Rosa spent a lot of time in her new, sunny kitchen, working jigsaw puzzles on the table, looking out the big window, over the panoramic mountain scenery, and watching the birds. 

Rosa said they never did have many “material things.” 

“If we had sold off some of the land around here,” she said, “there would’ve been a little money for things like a new room.”

But the land had been in the family for generations, and Ray never wanted to part with it. “I don’t want to get to heaven one day and have Ray tell me ‘You didn’t do what I wanted you to do,’ Rosa said. ‘I couldn’t stand for something like that to happen.” 

She was sincerely grateful to those who helped make her world easier. “The old ways weren’t so bad, but now that I’ve had it easier, it would be hard to do without.”

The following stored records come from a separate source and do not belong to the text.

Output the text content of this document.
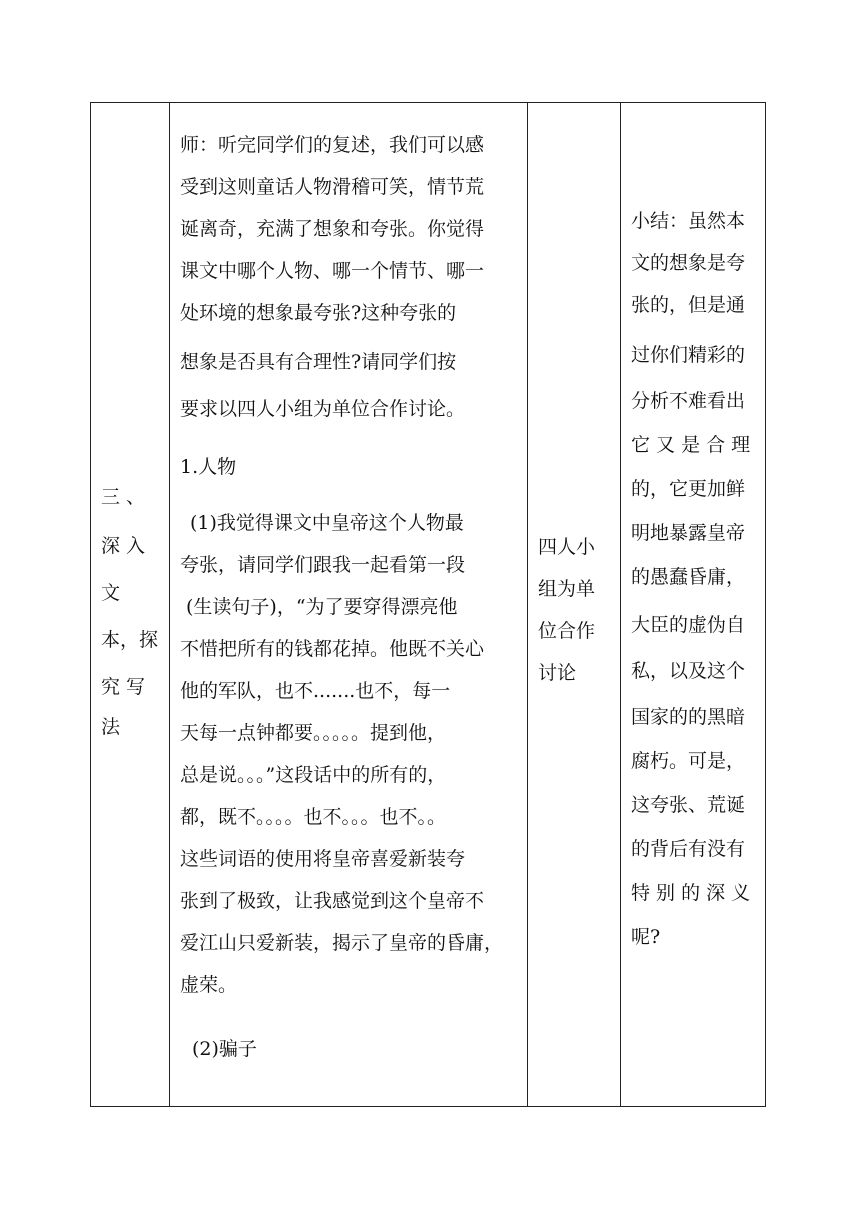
三 、
深 入
文
本，探
究 写
法
师：听完同学们的复述，我们可以感
受到这则童话人物滑稽可笑，情节荒
诞离奇，充满了想象和夸张。你觉得
课文中哪个人物、哪一个情节、哪一
处环境的想象最夸张?这种夸张的
想象是否具有合理性?请同学们按
要求以四人小组为单位合作讨论。
1.人物
(1)我觉得课文中皇帝这个人物最
夸张，请同学们跟我一起看第一段
(生读句子)，“为了要穿得漂亮他
不惜把所有的钱都花掉。他既不关心
他的军队，也不.......也不，每一
天每一点钟都要。。。。。提到他，
总是说。。。”这段话中的所有的，
都，既不。。。。也不。。。也不。。
这些词语的使用将皇帝喜爱新装夸
张到了极致，让我感觉到这个皇帝不
爱江山只爱新装，揭示了皇帝的昏庸，
虚荣。
(2)骗子
四人小
组为单
位合作
讨论
小结：虽然本
文的想象是夸
张的，但是通
过你们精彩的
分析不难看出
它 又 是 合 理
的，它更加鲜
明地暴露皇帝
的愚蠢昏庸，
大臣的虚伪自
私，以及这个
国家的的黑暗
腐朽。可是，
这夸张、荒诞
的背后有没有
特 别 的 深 义
呢?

Old Mountain Road was never the same after Ray’s passing, but still a part of him remained in that old house. The “high-falutin’ city slickers” that Ray often told about coming in search of him, were no longer trudging up the curvy graveled road looking for their story. But his obituary found its way to some of their papers, including The New York Times and the L.os Angeles Times.

Those of us who found him, time after time, still treasure the memories, and will always remember Ray Hicks and his family. 

Soon after his death, Rosa told me that Ray might’ve been gone, but his spirit never left. “He was laid to rest just over the hill, but I’ve heard him call my name. Once in a while we’ll hear a noise or a sound that only Ray himself could have made. Ted will say ‘There’s Dad.’ I knew he wouldn’t give up and leave easy.” 

And now,  the house at 218 Old Mountain Road has gone up in smoke, but  something tells me that Ray — and old Jack, too — will still hover around that mountain for a long time to come.